I have been sneaking looks at the electoral map on websites today. Like the button on the elevator that obviously makes the doors open faster, the more I refreshed my web browser, the quicker Pennsylvania would be decided. Eventually this liminality would be over.
But then I came across a prayer written by a wonderful teacher, Dr. Erica Brown. Erica is on faculty at George Washington University and lives in Kemp Mill. She is an outstanding educator, leader and colleague. Her words have helped me refocus beyond the immediate. She expresses a hope for what happens after the results are verified. Implicitly she asks, Who do we want to be?
Whomever is our next President, he does not dictate who I am as a person. He does not decide if I chose be an activist or speak up as an ally for my neighbor. He does not control if I am kind or tolerant or generous or faithful. The President has more power than we realized but he is powerless to force me to hate or scapegoat or mock. I am responsible for my own actions… regardless of who lives temporarily at 1600.

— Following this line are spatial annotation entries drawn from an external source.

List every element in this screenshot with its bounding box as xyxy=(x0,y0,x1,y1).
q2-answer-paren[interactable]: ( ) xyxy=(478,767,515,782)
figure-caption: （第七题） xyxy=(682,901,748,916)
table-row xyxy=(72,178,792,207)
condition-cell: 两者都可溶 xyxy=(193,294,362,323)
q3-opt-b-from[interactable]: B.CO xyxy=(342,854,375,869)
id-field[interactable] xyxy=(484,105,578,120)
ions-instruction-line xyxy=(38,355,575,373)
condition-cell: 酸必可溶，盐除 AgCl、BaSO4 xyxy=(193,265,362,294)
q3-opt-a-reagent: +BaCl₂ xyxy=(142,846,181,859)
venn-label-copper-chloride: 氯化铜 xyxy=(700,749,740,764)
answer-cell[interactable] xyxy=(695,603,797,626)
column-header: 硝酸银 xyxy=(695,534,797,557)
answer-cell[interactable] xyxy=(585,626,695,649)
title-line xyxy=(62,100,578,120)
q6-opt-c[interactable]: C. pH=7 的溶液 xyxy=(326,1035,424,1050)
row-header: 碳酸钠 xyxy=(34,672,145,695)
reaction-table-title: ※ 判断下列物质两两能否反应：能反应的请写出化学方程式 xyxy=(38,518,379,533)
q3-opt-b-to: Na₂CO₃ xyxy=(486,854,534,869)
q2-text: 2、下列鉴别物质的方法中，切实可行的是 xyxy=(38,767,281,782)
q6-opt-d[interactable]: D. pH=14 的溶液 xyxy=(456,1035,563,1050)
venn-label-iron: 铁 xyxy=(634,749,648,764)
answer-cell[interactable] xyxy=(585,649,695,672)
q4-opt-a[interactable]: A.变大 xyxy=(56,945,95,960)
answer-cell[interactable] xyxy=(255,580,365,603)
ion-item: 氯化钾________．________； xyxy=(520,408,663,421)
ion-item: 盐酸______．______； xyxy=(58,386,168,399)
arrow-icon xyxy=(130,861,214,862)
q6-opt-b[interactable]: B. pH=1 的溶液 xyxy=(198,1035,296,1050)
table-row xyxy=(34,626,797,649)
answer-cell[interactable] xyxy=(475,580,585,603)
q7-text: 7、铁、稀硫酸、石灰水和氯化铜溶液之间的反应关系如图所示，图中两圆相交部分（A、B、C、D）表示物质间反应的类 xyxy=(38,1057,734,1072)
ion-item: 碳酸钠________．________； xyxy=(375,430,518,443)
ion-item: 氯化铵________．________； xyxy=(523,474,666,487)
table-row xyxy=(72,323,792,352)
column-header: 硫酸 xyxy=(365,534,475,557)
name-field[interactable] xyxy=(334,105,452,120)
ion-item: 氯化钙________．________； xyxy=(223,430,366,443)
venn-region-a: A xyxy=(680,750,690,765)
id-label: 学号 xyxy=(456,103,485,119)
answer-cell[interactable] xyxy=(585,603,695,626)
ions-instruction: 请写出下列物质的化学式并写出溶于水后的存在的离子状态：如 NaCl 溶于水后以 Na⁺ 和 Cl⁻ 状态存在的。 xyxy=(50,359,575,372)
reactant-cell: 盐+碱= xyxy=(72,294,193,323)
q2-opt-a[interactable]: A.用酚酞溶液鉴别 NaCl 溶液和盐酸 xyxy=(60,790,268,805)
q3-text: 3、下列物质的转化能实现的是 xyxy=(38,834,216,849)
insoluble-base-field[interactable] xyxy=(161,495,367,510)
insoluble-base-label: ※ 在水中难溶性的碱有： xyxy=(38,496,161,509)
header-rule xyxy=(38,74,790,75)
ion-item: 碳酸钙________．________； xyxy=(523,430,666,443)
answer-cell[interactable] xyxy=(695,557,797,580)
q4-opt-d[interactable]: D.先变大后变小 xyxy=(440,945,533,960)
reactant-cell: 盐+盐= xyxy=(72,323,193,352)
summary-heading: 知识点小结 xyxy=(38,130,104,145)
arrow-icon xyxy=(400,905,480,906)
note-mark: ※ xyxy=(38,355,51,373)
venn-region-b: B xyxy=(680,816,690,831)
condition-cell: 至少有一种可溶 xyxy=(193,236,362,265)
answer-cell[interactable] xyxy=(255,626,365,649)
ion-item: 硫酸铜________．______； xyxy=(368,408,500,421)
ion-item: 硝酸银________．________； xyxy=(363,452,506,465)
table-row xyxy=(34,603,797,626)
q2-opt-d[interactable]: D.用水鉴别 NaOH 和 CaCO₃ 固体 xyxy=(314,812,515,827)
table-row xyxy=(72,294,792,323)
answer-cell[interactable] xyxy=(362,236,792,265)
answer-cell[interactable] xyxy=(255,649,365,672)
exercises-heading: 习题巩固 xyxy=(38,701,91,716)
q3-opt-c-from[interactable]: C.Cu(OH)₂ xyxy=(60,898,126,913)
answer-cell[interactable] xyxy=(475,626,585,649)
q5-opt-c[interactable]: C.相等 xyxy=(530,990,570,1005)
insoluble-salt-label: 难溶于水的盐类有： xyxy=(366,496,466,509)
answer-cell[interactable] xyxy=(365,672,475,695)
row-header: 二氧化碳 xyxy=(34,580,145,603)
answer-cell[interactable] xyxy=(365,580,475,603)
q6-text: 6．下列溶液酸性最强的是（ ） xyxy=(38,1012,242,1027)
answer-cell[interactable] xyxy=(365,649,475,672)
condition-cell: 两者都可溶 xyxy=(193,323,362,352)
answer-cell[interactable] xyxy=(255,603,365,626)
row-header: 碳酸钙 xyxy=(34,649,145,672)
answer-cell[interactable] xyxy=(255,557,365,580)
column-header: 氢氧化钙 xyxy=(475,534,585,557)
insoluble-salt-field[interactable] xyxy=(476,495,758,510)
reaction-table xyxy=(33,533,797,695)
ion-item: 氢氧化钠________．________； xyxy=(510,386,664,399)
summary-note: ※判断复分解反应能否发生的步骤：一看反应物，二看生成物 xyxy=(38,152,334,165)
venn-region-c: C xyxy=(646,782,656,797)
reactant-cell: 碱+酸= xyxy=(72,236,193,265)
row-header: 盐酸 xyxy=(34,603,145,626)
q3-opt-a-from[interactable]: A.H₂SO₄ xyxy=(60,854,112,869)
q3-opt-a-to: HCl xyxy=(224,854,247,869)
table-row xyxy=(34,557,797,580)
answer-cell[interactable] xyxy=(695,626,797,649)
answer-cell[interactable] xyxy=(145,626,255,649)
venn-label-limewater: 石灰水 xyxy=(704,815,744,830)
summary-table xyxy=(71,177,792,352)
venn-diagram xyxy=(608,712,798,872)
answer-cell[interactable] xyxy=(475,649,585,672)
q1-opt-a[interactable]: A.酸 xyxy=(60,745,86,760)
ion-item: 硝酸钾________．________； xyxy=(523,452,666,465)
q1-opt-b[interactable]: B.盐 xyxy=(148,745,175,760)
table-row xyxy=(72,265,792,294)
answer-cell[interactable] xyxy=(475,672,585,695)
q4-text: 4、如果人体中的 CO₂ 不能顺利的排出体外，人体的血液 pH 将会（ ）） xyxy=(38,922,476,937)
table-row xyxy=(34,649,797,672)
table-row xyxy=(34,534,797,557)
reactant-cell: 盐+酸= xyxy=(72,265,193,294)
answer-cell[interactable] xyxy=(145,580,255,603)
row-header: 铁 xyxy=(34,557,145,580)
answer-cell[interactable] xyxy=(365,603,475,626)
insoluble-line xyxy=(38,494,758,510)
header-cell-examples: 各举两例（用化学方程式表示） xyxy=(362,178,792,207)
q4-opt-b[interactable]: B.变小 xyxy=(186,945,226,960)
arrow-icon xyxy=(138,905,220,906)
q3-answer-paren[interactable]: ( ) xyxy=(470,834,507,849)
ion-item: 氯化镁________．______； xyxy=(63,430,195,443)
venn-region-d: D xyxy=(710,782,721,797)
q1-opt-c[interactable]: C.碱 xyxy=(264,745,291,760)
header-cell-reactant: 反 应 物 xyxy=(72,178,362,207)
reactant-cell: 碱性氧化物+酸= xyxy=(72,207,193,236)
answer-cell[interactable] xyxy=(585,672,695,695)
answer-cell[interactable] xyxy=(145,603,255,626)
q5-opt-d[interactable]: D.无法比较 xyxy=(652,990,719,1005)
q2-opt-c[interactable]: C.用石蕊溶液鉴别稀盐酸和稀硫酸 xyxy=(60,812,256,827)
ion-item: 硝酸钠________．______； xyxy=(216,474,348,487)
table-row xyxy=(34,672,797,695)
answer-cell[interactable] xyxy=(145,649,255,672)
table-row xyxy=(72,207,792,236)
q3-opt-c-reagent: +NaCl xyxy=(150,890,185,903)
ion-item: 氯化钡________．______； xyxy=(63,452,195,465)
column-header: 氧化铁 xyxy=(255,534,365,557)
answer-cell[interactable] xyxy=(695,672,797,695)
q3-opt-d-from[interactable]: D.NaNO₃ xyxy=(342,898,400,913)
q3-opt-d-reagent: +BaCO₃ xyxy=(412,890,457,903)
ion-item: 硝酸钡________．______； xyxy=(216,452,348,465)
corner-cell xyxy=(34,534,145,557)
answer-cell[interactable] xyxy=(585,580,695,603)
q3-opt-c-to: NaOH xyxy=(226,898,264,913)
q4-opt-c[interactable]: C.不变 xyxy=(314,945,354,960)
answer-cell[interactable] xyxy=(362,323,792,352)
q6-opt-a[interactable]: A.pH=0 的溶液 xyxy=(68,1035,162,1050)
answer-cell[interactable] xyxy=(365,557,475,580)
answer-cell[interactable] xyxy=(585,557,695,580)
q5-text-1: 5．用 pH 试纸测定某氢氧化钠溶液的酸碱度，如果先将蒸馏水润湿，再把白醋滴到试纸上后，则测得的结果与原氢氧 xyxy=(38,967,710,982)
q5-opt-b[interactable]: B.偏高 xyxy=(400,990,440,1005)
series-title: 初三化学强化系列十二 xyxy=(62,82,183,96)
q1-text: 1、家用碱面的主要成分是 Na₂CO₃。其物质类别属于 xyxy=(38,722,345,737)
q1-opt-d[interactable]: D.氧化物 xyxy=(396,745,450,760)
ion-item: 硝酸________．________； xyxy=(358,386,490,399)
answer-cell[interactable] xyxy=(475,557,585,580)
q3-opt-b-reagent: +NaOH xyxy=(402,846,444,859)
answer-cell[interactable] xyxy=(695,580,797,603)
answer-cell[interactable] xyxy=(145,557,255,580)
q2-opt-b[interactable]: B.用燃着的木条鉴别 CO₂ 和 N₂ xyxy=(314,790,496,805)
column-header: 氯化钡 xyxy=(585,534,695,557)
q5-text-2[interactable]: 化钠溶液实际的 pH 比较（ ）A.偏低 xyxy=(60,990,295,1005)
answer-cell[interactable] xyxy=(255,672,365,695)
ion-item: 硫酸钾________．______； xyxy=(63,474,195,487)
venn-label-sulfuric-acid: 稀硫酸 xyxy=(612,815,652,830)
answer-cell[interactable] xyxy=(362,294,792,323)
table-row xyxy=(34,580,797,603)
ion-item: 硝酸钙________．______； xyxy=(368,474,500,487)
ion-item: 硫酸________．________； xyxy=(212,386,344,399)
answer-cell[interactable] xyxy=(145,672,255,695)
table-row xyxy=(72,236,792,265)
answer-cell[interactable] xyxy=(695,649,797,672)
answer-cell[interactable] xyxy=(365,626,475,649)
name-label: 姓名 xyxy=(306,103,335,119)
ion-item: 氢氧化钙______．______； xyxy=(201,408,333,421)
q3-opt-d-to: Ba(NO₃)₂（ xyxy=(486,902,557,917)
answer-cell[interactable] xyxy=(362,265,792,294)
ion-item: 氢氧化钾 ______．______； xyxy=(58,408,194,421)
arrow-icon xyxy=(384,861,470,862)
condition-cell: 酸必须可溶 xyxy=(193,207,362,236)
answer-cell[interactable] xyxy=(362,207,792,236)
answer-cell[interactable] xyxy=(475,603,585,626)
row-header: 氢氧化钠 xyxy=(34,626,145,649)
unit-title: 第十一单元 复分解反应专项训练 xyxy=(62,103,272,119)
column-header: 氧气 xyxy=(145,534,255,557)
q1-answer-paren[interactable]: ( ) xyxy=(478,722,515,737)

I hope this prayer helps you too.
By: Dr. Erica Brown
Today is a time for hope and prayer…
I pray for the equanimity to accept whatever the election result is.
I pray that there will be no violence as a result of this election.
I pray that relationships fractured by politics will be reconciled.
I pray for the patience to wait out what could be a long and drawn out election.
I pray for an end to gratuitously mean arguments among strangers and friends on Facebook.
I pray for the curiosity to learn more about the governance of this country.
I pray in thanksgiving to retrieve the time I spent sending out political memes.
I pray for the kindness to reach out to neighbors who did not vote like me.
I pray that millions of lawn signs will find themselves in recycling bins by the end of the week.
I pray that I can put the distraction of this election behind me and return with full energy to my work and my family.
I pray for a peaceful succession of power.
I pray that whatever party wins will reach across the aisle.
I pray that no matter the outcome, we will all take racial injustice seriously.
I pray that no matter the outcome, anti-Semitism will be on the decline.
I pray that every congregational rabbi in this country will give a sermon on Jewish unity this Shabbat.
I pray that whoever sits in the highest seat in the nation will do everything within his power to fight COVID-19 and return America’s citizens to good health.
I pray that we can still internalize the Talmud’s message of robust and respectful debate.
I pray that I am fair enough to acknowledge the contributions of the party I did not vote for.
I pray for the wisdom to believe in our unity even when we don’t act uniformly.